My reply is, “I create meaning and beauty in the face of temporality.” I am choosing to consider what is balance and harmony in my life experience? How may I serve, live simply and prosper. How may I sustain prosperity? My reply is what I think, speak and do. Today, my partner and I will visit her 29-year old niece that the doctors say is dying of cancer. Today she is alive. She’s happily married with two small children. They are a happy family. Her time is apparently quite limited. Today she is alive. Is this a tragedy? Is it stupid and crazy that this could be true? Her immediate and extended family is in deep grief. Everyone is hurting. Today she is alive.

Today I am alive. What will I do? What am I creating? Can I find balance? How may I contribute more than I consume?

I am creating my today and thereby my tomorrow. I live in a complex circumstance. This is life, my life, our life. I chose to serve small businesses improving their sustainable prosperity.

To create business models which are sustainable and prosperous is the goal of small business to support families of owners and employees while serving customers and their broader community.

Thursday, April 19, 2007

Salt Lake City - Experience It!

Salt Lake City - Experience It!
Today we arrived in Salt Lake after a midnight blizzard in Southern Idaho. It was white-out, blowing snow last night on I-84 east of Boise. Packed snow on the signs prevented us from knowing exactly where we were.

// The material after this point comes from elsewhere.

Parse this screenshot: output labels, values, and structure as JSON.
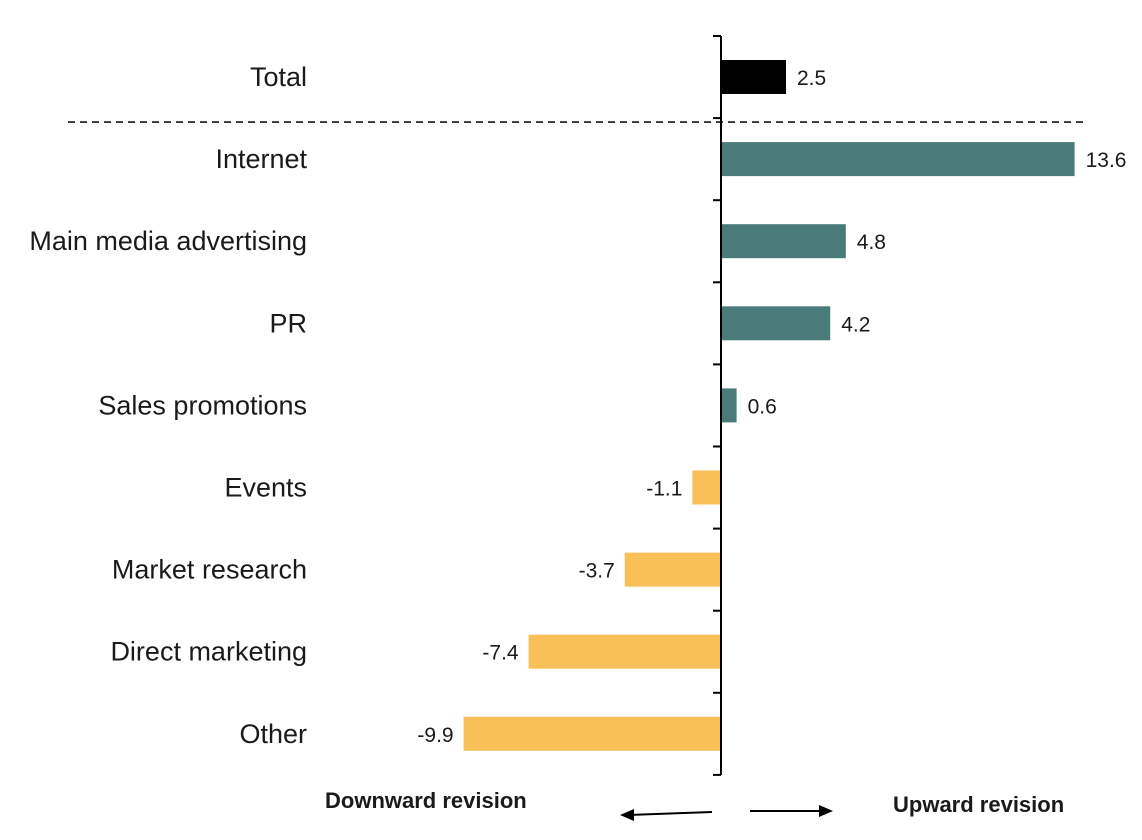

Stopping at midnight for gas and directions, we were told the weather would be worse for the next 100 miles. We decided a warm bed was the wise choice. It was!

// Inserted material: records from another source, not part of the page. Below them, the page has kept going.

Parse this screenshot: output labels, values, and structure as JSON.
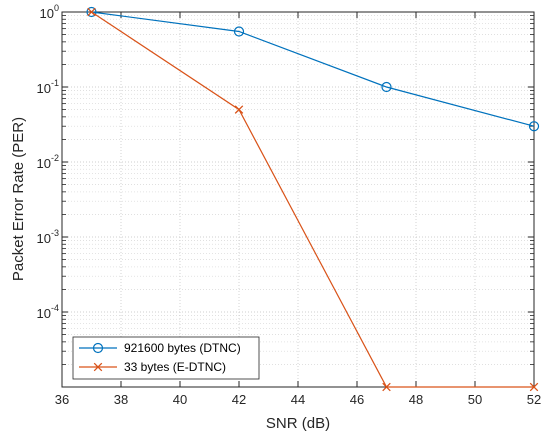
{
  "chart_data": {
    "type": "line",
    "xlabel": "SNR (dB)",
    "ylabel": "Packet Error Rate (PER)",
    "x_scale": "linear",
    "y_scale": "log",
    "xlim": [
      36,
      52
    ],
    "ylim": [
      1e-05,
      1
    ],
    "x_ticks": [
      "36",
      "38",
      "40",
      "42",
      "44",
      "46",
      "48",
      "50",
      "52"
    ],
    "y_ticks": [
      {
        "base": "10",
        "exp": "0",
        "value": 1
      },
      {
        "base": "10",
        "exp": "-1",
        "value": 0.1
      },
      {
        "base": "10",
        "exp": "-2",
        "value": 0.01
      },
      {
        "base": "10",
        "exp": "-3",
        "value": 0.001
      },
      {
        "base": "10",
        "exp": "-4",
        "value": 0.0001
      }
    ],
    "grid": true,
    "minor_grid": true,
    "legend_position": "bottom-left",
    "series": [
      {
        "name": "921600 bytes (DTNC)",
        "color": "#0072BD",
        "marker": "circle",
        "x": [
          37,
          42,
          47,
          52
        ],
        "y": [
          1,
          0.55,
          0.1,
          0.03
        ]
      },
      {
        "name": "33 bytes (E-DTNC)",
        "color": "#D95319",
        "marker": "x",
        "x": [
          37,
          42,
          47,
          52
        ],
        "y": [
          1,
          0.05,
          1e-05,
          1e-05
        ]
      }
    ]
  }
}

This morning the sun was bright and except for packed snow and ice on portions of the highway the roads were clear. Like yesterday when we crossed the high deserts of eastern Oregon, the drive to Salt Lake was spectacular. Broad expanses of wide, open country that make me take a deep breath looking at the fields, mountains and open prairie.

We're here for visioning with Bob Adams and Diane Cole, the Be Cause Team tax strategists, about the challenges facing businesses and how they might actualize sustainable prosperity using organizational development.

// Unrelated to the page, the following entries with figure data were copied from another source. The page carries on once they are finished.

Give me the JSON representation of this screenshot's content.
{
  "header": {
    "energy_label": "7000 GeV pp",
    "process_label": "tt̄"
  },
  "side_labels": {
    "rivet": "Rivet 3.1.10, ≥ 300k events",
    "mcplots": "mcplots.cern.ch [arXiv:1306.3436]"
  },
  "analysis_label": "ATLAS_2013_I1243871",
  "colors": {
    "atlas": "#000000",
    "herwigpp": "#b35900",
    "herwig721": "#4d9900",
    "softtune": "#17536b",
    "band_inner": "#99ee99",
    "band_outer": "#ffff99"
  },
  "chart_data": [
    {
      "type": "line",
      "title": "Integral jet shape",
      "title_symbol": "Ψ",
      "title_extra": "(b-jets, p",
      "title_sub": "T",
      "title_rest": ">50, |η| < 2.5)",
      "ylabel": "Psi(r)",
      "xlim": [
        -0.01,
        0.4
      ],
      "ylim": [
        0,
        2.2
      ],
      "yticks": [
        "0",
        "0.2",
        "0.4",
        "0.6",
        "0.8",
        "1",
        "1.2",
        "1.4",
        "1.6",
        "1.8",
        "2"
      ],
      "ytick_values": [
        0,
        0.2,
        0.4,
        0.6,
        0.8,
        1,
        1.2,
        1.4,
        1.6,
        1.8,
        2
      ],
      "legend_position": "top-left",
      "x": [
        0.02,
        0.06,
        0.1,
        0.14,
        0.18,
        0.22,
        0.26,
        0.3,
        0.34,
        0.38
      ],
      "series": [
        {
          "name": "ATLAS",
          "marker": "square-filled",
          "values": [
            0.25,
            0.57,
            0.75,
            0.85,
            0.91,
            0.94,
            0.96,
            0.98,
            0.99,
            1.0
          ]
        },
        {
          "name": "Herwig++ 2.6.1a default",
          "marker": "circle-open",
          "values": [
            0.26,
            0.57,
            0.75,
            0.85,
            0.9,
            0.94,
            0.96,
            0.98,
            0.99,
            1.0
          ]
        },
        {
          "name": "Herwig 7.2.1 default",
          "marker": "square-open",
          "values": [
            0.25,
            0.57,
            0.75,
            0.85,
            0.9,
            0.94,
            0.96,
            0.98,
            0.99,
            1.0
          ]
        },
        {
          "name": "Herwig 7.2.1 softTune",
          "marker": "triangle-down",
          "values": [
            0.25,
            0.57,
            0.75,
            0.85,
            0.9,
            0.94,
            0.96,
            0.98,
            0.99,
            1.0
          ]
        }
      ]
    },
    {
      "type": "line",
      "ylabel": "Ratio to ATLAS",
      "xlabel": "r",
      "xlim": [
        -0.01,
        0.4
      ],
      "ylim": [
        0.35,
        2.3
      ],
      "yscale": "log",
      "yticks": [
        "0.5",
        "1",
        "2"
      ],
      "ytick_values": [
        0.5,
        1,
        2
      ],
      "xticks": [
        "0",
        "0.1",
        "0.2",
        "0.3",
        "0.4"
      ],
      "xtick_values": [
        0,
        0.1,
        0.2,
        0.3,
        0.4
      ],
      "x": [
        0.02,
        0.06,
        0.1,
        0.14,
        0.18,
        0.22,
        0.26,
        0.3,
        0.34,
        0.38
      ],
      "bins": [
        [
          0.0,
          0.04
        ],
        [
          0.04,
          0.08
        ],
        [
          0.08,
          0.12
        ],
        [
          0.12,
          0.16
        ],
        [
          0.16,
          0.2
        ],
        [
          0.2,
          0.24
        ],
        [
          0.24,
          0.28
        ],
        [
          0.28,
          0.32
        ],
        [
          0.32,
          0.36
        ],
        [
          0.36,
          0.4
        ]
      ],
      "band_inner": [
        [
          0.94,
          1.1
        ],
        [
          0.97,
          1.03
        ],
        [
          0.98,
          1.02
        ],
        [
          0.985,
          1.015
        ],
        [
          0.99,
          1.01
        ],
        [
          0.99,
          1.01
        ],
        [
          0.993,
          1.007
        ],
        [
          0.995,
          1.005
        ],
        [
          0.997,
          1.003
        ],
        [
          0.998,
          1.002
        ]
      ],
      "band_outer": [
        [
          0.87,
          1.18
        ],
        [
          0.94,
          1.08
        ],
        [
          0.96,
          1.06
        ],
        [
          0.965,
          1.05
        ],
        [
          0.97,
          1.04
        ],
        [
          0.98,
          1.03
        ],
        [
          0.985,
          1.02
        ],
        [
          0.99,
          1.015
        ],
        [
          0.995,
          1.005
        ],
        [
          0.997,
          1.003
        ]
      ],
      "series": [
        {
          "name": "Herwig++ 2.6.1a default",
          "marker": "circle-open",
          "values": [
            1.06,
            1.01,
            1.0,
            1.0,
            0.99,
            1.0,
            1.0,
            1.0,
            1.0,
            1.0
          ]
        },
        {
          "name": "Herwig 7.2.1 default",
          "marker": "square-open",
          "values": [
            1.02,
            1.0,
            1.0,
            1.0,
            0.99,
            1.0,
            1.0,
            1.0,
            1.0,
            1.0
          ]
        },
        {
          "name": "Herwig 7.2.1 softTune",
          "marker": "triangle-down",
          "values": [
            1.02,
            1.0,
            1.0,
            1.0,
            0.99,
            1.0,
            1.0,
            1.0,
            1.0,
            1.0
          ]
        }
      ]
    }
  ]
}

Bob and Diane typically find $2,000 in additional tax refunds in 60% of the prior year tax returns they review. They look at tax returns for the three prior years at no charge and with no obligation.

Most wage-earning people (80 million Americans) are aware of only three basic
deductions: dependents, mortgage interest and education. This is part of the two tax systems of America. Fourteen million American taxpayers have businesses and can start with 157 possible deductions.

What is possible for organizations? What can we create?

We are considering questions:
1. If you had all the money, education, resources and abilities you would like to have or feel you need, what would you spend your life doing?

2. If you were suddenly told you have a year to live, what would you do?

3. If the doctor said you have a month to live, what would you do? Who would you communicate with? What would you say? What important dreams have you wanted to accomplish? What would you do?

We invite you to answer these questions and email your thoughts to us. For the next two full days, Kathleen and I will be in an "Experience It" training here to presence new possibilities we can bring to our "research and development team." We are organizational developers for sustainable prosperity!

Saturday, April 14, 2007

Creating New Possibilities

Lots of new learning at the International Association of Facilitators Conference March 7 - 10 in Portland with 400 participants from over 60 countries. Sessions I participated in were:

Eye of the Storm: Advanced Facilitation Skills
Boundaries of Facilitation
Web 2.0 for Facilitation
Virtual Teams

Kathleen's sessions were:
Effective Facilitation
Tools for Decision Making

Then I took a 2 1/2 day Communications Course: Access to Power in Seattle offered by Landmark Education March 31, April 1 and 5th.

New books are:
"Wikinomics: How Mass Collaboration Changes Everything" by Don Tapscott and Anthony D. Williams.